Nick suspend tout mouvement et le regarde faussement agaçé.

- Mec, si tu t'attends à recevoir une invitation dans ta boîte aux lettres tous les week-ends, c'est sûr que tu ne seras invité nulle part.

Nick marque un point. Gaspard se rend compte qu'ici, personne n'attend de recevoir un message ou une invitation orale pour se rendre aux soirées. C'est peut-être sa culture française qui le rend si conventionnel. Il espère s'en défaire dans les six mois qui suivent, un nouveau défi ajouté à sa liste.

- Ok, je suis partant."

Le nouvel ami du français lui tape dans la main, se réjouissant. 


La journée de Gaspard passe à une vitesse folle, ses cours sont étrangement captivants et au moins deux personnes l'invitent à la fête de Georgie -bien qu'il ait compris qu'il n'avait pas besoin d'invitation. On dirait bien que la côte du frenchie grimpe à grande allure.  

Comme d'habitude, lorsque 15h sonne, Gaspard attend Vic sur le parvis de l'école. Ils ont pris un peu de retard sur leur programme de révisions, ayant privilégié les sorties extra-scolaires, les dîners chez Vic ou encore les soirées ciné chez Gaspard.
Vic arrive, le visage toujours aussi renfrogné que les autres jours, mais cette fois-ci, lorsque son regard croise celui du grand brun, elle se met à sourire. Elle sourit tellement que sa fossette droite ressort. Elle sourit tellement que Gaspard croit voir naître une nouvelle fossette sur sa joue gauche.

"Salut, toi, dit Victoria en enlaçant ses bras autour de la nuque de Gaspard.

Pourquoi est-elle aussi tactile ? Ça ne lui ressemble pas. Et puis, il y a beaucoup de passage à cette heure-ci, ne veut-elle pas garder leur relation extra-scolaire plutôt confidentielle ? 
Gaspard ne comprend pas ce revirement de situation. Il ne comprend pas quel rôle joue sa tutrice, et ça le rebute un peu. Est-ce qu'elle croit qu'ils sont en couple ? Sont-ils en couple ?

Malgré lui, Gaspard place ses mains sur la taille de Vic et lui rend son sourire, comme il sait si bien faire. Il ne voudrait surtout pas que Vic se vexe parce qu'au-delà de cette histoire de faux couple, c'est son amie.

- T'es sortie vite, aujourd'hui, remarque Gaspard en baissant les yeux sur elle.

Leurs visages sont proches et habituellement, ça n'émeut pas Gaspard. Mais à cet instant, alors qu'il se demande si Vic ne se fait pas trop d'espoirs, il sent une boule de nerf se former dans le creux de son ventre. Il deteste être dans la posture du méchant garçon briseur de cœur.
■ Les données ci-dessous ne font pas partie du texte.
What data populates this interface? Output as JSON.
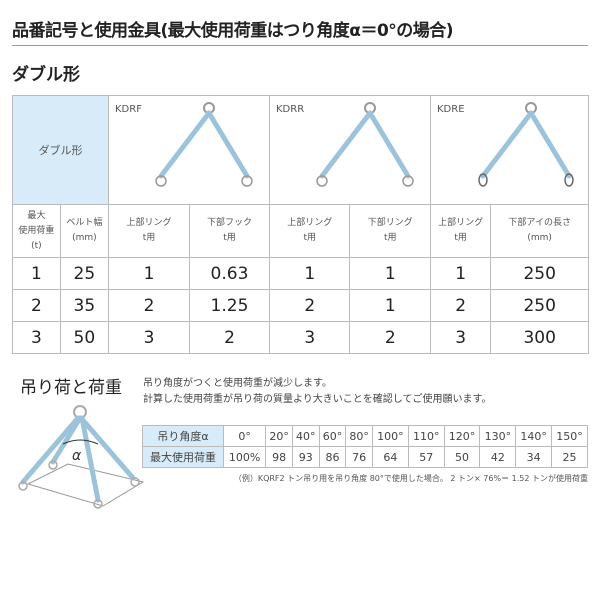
{
  "title": "品番記号と使用金具(最大使用荷重はつり角度α＝0°の場合)",
  "subtitle": "ダブル形",
  "spec_table": {
    "type_label": "ダブル形",
    "models": [
      "KDRF",
      "KDRR",
      "KDRE"
    ],
    "headers": [
      [
        "最大",
        "使用荷重",
        "(t)"
      ],
      [
        "ベルト幅",
        "(mm)"
      ],
      [
        "上部リング",
        "t用"
      ],
      [
        "下部フック",
        "t用"
      ],
      [
        "上部リング",
        "t用"
      ],
      [
        "下部リング",
        "t用"
      ],
      [
        "上部リング",
        "t用"
      ],
      [
        "下部アイの長さ",
        "(mm)"
      ]
    ],
    "rows": [
      [
        "1",
        "25",
        "1",
        "0.63",
        "1",
        "1",
        "1",
        "250"
      ],
      [
        "2",
        "35",
        "2",
        "1.25",
        "2",
        "1",
        "2",
        "250"
      ],
      [
        "3",
        "50",
        "3",
        "2",
        "3",
        "2",
        "3",
        "300"
      ]
    ]
  },
  "load_section": {
    "title": "吊り荷と荷重",
    "desc": [
      "吊り角度がつくと使用荷重が減少します。",
      "計算した使用荷重が吊り荷の質量より大きいことを確認してご使用願います。"
    ],
    "diagram_label": "α",
    "angle_header": "吊り角度α",
    "angles": [
      "0°",
      "20°",
      "40°",
      "60°",
      "80°",
      "100°",
      "110°",
      "120°",
      "130°",
      "140°",
      "150°"
    ],
    "load_header": "最大使用荷重",
    "loads": [
      "100%",
      "98",
      "93",
      "86",
      "76",
      "64",
      "57",
      "50",
      "42",
      "34",
      "25"
    ],
    "note": "（例）KQRF2 トン吊り用を吊り角度 80°で使用した場合。 2 トン× 76%＝ 1.52 トンが使用荷重"
  },
  "colors": {
    "header_blue": "#d7ecf8",
    "rule": "#7aa3b0",
    "sling": "#9cc3dc"
  }
}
Non, il n'est pas dans cette posture et il espère ne jamais y être, du moins, pas avec Vic. Pas avec cette magnifique personne.

- J'avais trop hâte de te voir, lui dit-elle en frôlant le bout de son nez avec son doigt.
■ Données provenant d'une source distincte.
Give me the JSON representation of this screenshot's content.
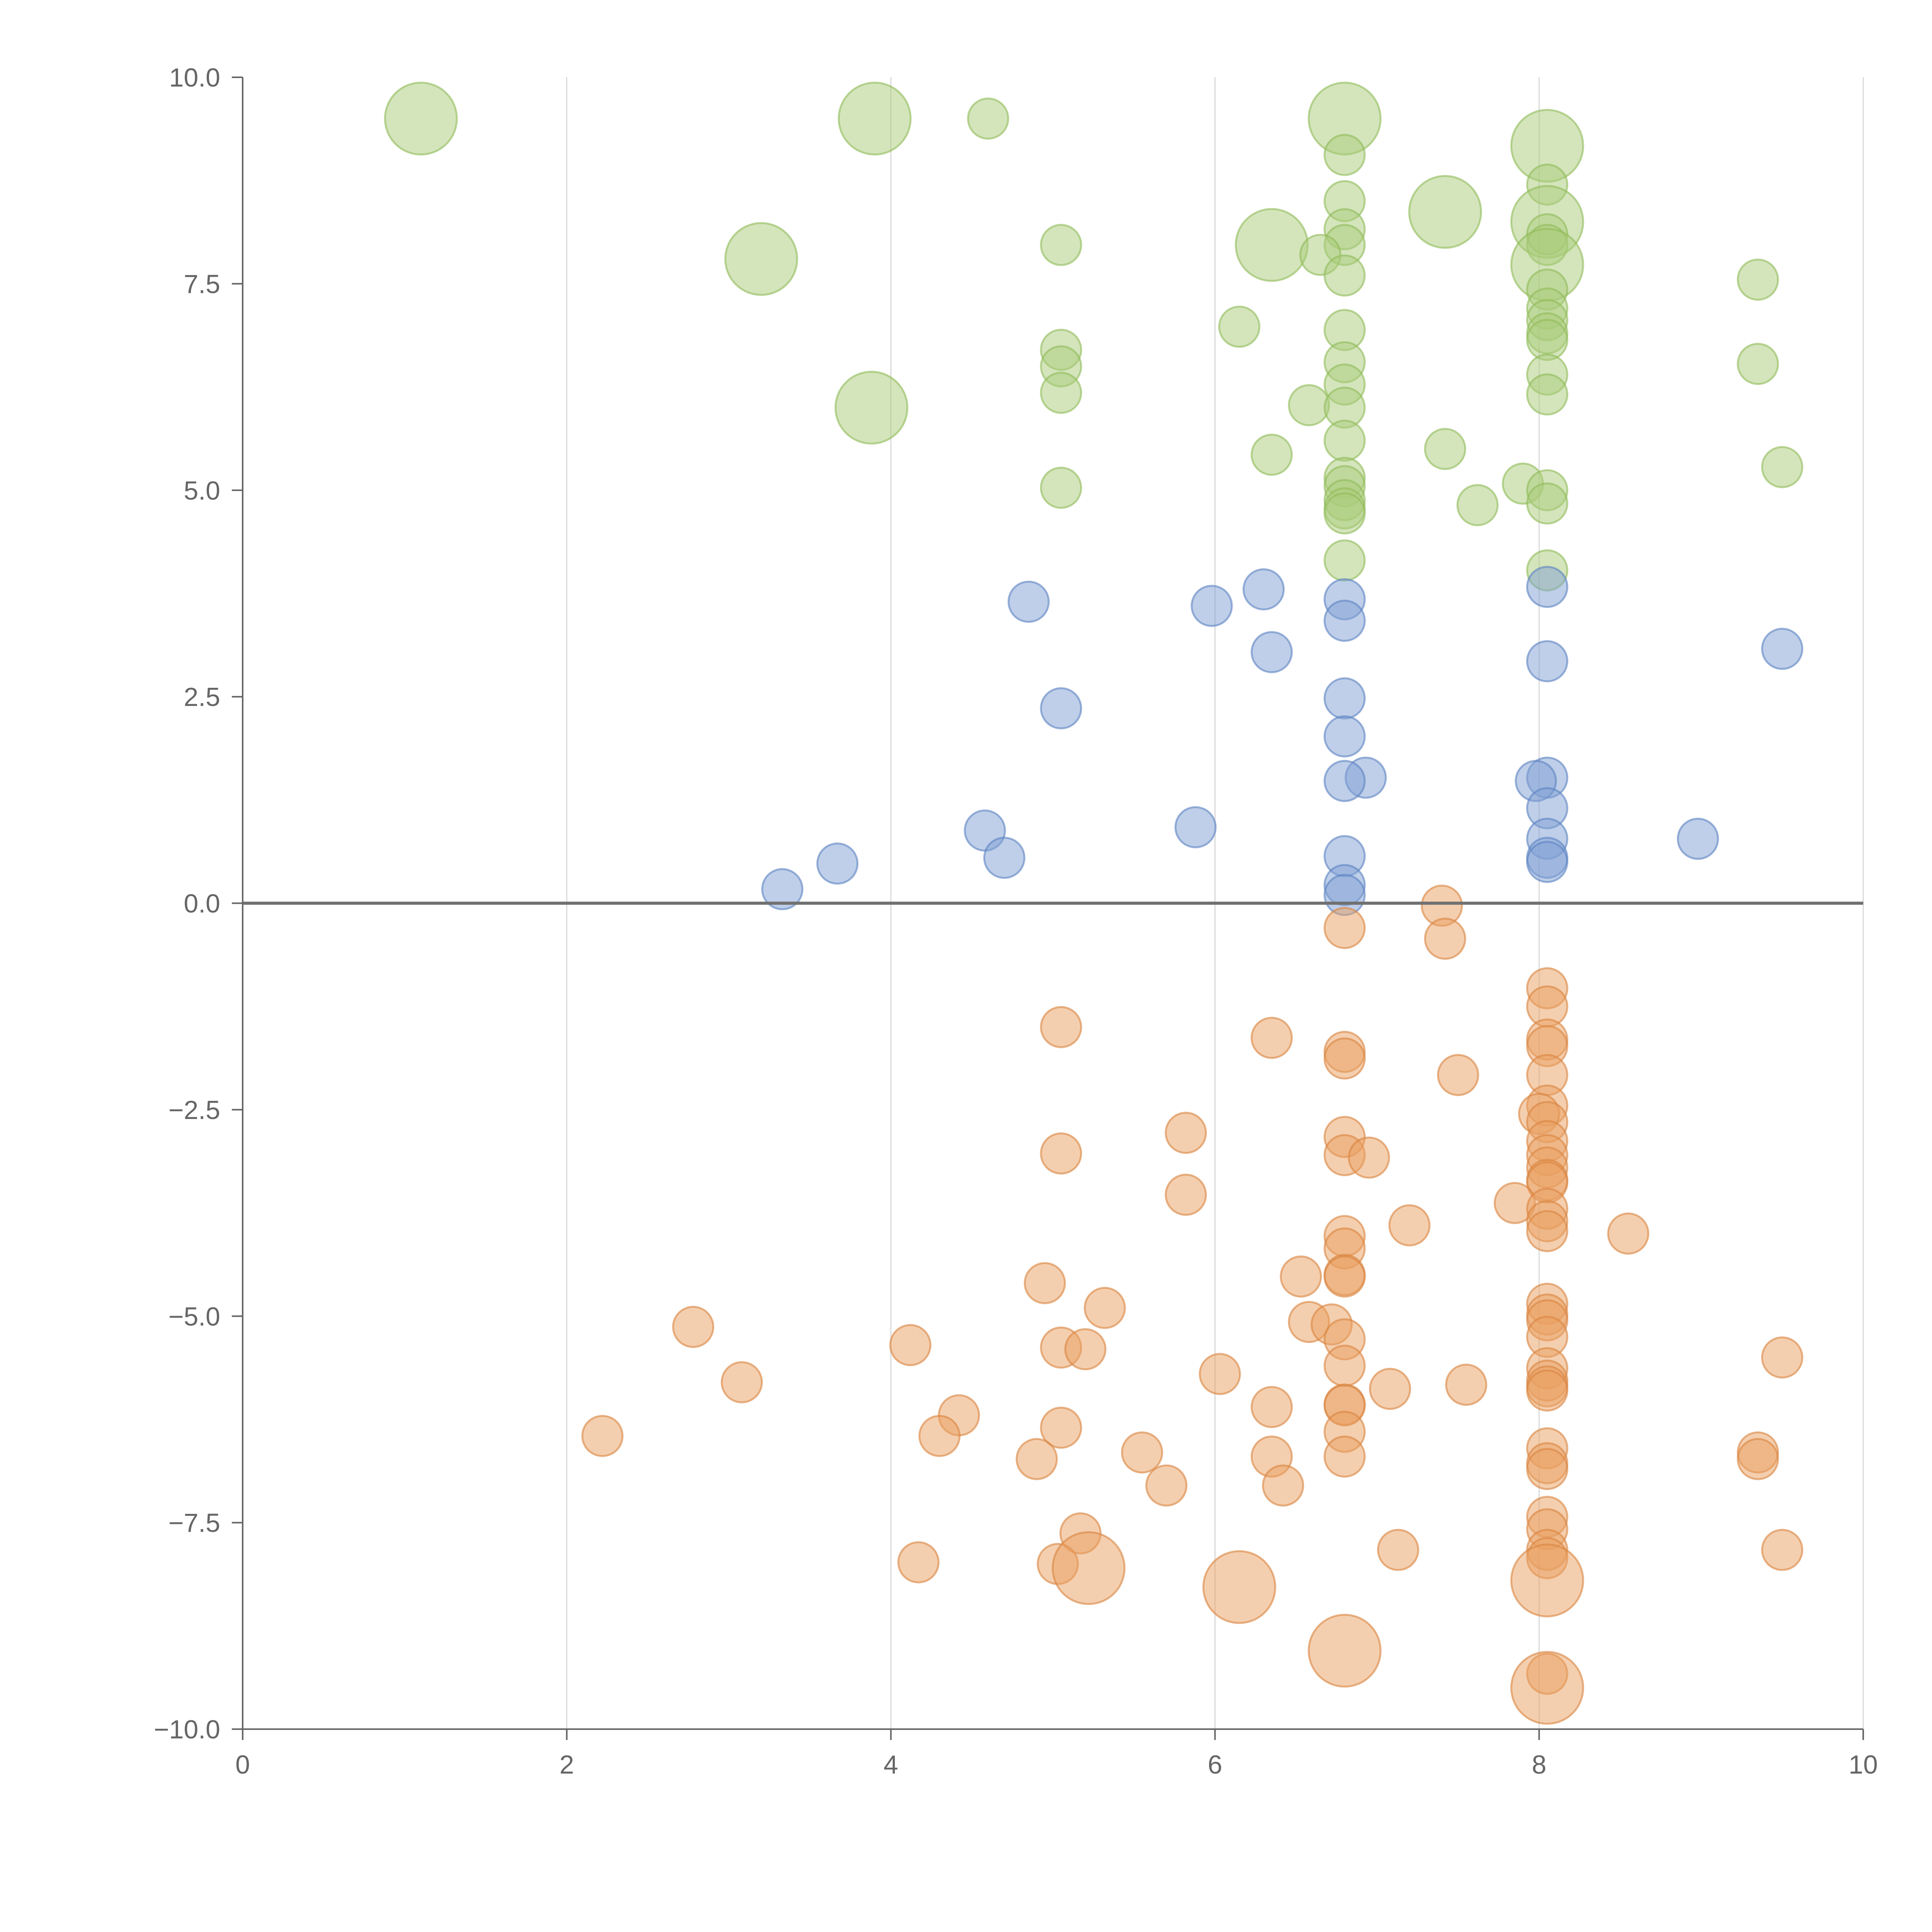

Oh non, elle ne dit jamais ce genre de choses, à moins qu'elle le fasse avec une tonne de sarcasme, comme lorsqu'ils se moquent des couples niais de la fac. Qu'est-ce qui est arrivé à Victoria ? 
Gaspard se recule un peu, laissant tomber ses bras le long de son corps. 

- On y va ? dit le garçon en coupant toute ambiguïté. 

Victoria fronce légèrement les sourcils, surprise de la distance instaurée par le brun, mais elle finit par acquiescer en s'avançant vers sa voiture.

Victoria se plaint de sa journée pendant les quinze minutes de trajet, entre Owen qui ne veut plus lâcher Alizé, sa professeure de français qui l'oblige à rendre des devoirs supplémentaires et sa mère qui la tanne à perdre deux tours de taille, sa vie ne pourrait être pire. 

C'est le pire trajet que Gaspard ait connu, et il en est désolé.